According to the latest Car Insurance Price Index released by Confused.com and WTW, motor premiums fell for four straight quarters, followed by a price rise of 5% (£25) in the final quarter of 2021, the first time since autumn 2020.
The increase in the last quarter may be a sign that the downward trend for motor premiums is reversing.
“The impact of motorists making fewer journeys due to the COVID-19 lockdown, combined with intense competition in the industry, caused prices to drop for 12 months through to the autumn of 2021,” said Tim Rourke, UK head of P&C pricing, product, claims and underwriting at WTW. “The rise in prices since then most likely reflects the predicted volatility ahead of the new FCA pricing rules being implemented on Jan. 1, combined with claims costs increasing since lockdown restrictions eased.”
Over the last quarter of 2021, premiums increased across all regions in the UK, with Central Scotland seeing the largest quarterly rise at 8% (£33), with average premiums now costing £465. This is followed by Manchester and Merseyside, where drivers pay 6% (£39) more.
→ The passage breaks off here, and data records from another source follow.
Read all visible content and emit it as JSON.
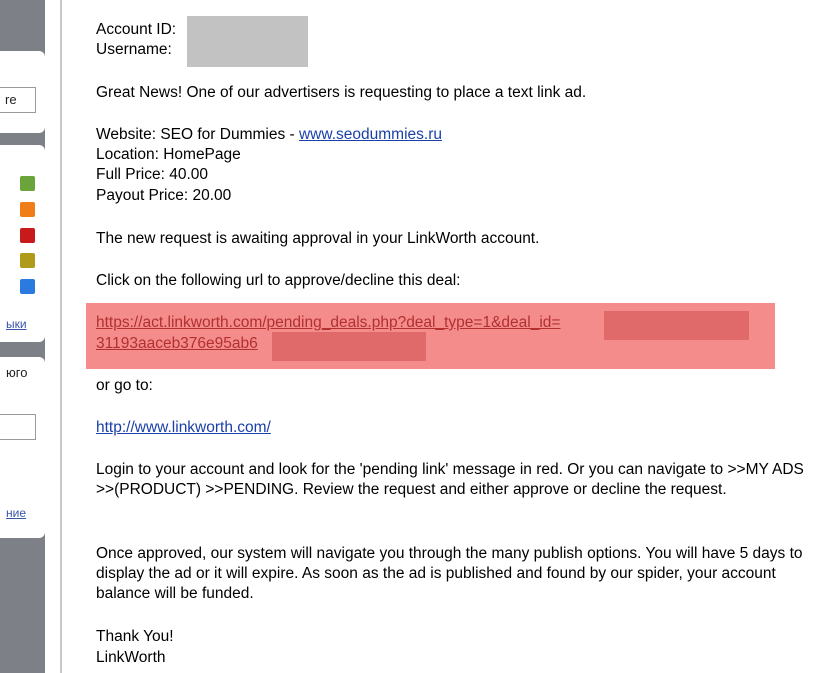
{
  "sidebar": {
    "input1_value": "re",
    "color_squares": [
      "#6aa43a",
      "#f07d1a",
      "#c81a1a",
      "#b09a1a",
      "#2a7ae0"
    ],
    "link1": "ыки",
    "label": "юго",
    "link2": "ние"
  },
  "email": {
    "account_id_label": "Account ID:",
    "username_label": "Username:",
    "intro": "Great News!  One of our advertisers is requesting to place a text link ad.",
    "website_label": "Website: SEO for Dummies - ",
    "website_link": "www.seodummies.ru",
    "location": "Location: HomePage",
    "full_price": "Full Price: 40.00",
    "payout_price": "Payout Price: 20.00",
    "awaiting": "The new request is awaiting approval in your LinkWorth account.",
    "click_instruction": "Click on the following url to approve/decline this deal:",
    "deal_url_line1": "https://act.linkworth.com/pending_deals.php?deal_type=1&deal_id=",
    "deal_url_line2": "31193aaceb376e95ab6",
    "or_go_to": "or go to:",
    "home_link": "http://www.linkworth.com/",
    "login_paragraph": "Login to your account and look for the 'pending link' message in red.  Or you can navigate to >>MY ADS >>(PRODUCT) >>PENDING.  Review the request and either approve or decline the request.",
    "approved_paragraph": "Once approved, our system will navigate you through the many publish options.  You will have 5 days to display the ad or it will expire.  As soon as the ad is published and found by our spider, your account balance will be funded.",
    "thanks": "Thank You!",
    "signature": "LinkWorth"
  },
  "colors": {
    "sidebar_bg": "#7d8087",
    "highlight": "#f58c8c",
    "link": "#1a3fa8"
  }
}
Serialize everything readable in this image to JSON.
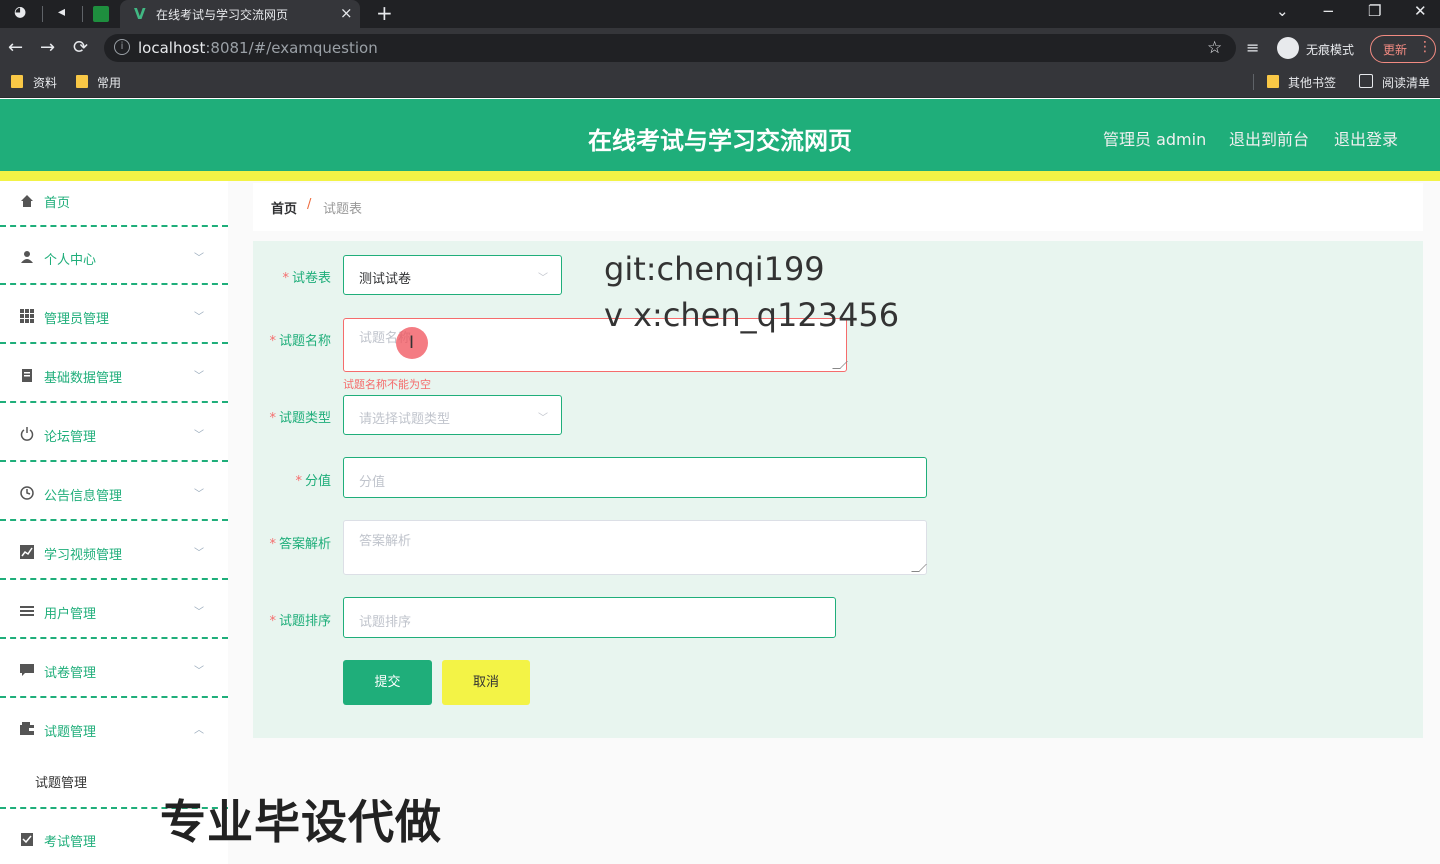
{
  "browser": {
    "tab_title": "在线考试与学习交流网页",
    "tab_favicon": "V",
    "tab_close": "×",
    "new_tab": "+",
    "url_host": "localhost",
    "url_rest": ":8081/#/examquestion",
    "incognito_label": "无痕模式",
    "update_label": "更新",
    "bookmarks": {
      "left": [
        "资料",
        "常用"
      ],
      "right": [
        "其他书签",
        "阅读清单"
      ]
    },
    "window_controls": {
      "chevron": "⌄",
      "minimize": "−",
      "restore": "❐",
      "close": "✕"
    },
    "nav": {
      "back": "←",
      "forward": "→",
      "reload": "⟳"
    }
  },
  "header": {
    "title": "在线考试与学习交流网页",
    "admin_label": "管理员 admin",
    "front_link": "退出到前台",
    "logout_link": "退出登录",
    "bg_color": "#1fae7a",
    "strip_color": "#f3f346"
  },
  "sidebar": {
    "items": [
      {
        "label": "首页",
        "icon": "home-icon"
      },
      {
        "label": "个人中心",
        "icon": "user-icon"
      },
      {
        "label": "管理员管理",
        "icon": "grid-icon"
      },
      {
        "label": "基础数据管理",
        "icon": "clipboard-icon"
      },
      {
        "label": "论坛管理",
        "icon": "power-icon"
      },
      {
        "label": "公告信息管理",
        "icon": "clock-icon"
      },
      {
        "label": "学习视频管理",
        "icon": "chart-icon"
      },
      {
        "label": "用户管理",
        "icon": "menu-icon"
      },
      {
        "label": "试卷管理",
        "icon": "chat-icon"
      },
      {
        "label": "试题管理",
        "icon": "wallet-icon"
      },
      {
        "label": "考试管理",
        "icon": "checklist-icon"
      }
    ],
    "submenu_item": "试题管理"
  },
  "breadcrumb": {
    "home": "首页",
    "separator": "/",
    "current": "试题表"
  },
  "form": {
    "paper_label": "试卷表",
    "paper_value": "测试试卷",
    "name_label": "试题名称",
    "name_placeholder": "试题名称",
    "name_error": "试题名称不能为空",
    "type_label": "试题类型",
    "type_placeholder": "请选择试题类型",
    "score_label": "分值",
    "score_placeholder": "分值",
    "analysis_label": "答案解析",
    "analysis_placeholder": "答案解析",
    "order_label": "试题排序",
    "order_placeholder": "试题排序",
    "required_mark": "*",
    "submit": "提交",
    "cancel": "取消"
  },
  "overlays": {
    "git": "git:chenqi199",
    "vx": "v x:chen_q123456",
    "promo": "专业毕设代做"
  }
}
Meanwhile, the smallest increase was in South West England, with 3% (£9), bringing average annual premiums up to £355.
The Scottish Borders was the cheapest region for car insurance, with an average premium of £342, followed by South West England at £355.
Young male drivers (21 to 30 years old) had the largest quarterly increases at 6% to 8% Those aged 21 to 25 paid an average of £1,147, while those aged 26 to 30 paid £858. The most expensive premiums were for male drivers aged 17 to 20, with an average £1,480, up 4% from the previous year.
“More pricing volatility is expected in the coming months, with insurers competing to maintain margins as they adjust to the new FCA fair pricing rules,” Rourke said. “How insurers respond to the new rules through pricing and product strategy will determine just how turbulent the next few months become. Meanwhile, the pandemic will continue to put insurers under considerable pricing pressure as wholesale society changes evolve and disrupt the market, exacerbated by claims inflation potentially rising further in 2022 and the long-term impact of the whiplash reforms still unclear.”
“What we could also see now is an incredibly competitive market,” said Louise O’Shea, CEO of Confused.com. “Insurers can no longer offer discounts to differentiate between new business and renewal, and so we could start to see many companies looking at the way they are pricing to become more attractive to customers. And with this, insurers could be seeking out as much insight into pricing trends as possible to see how other companies are reacting.”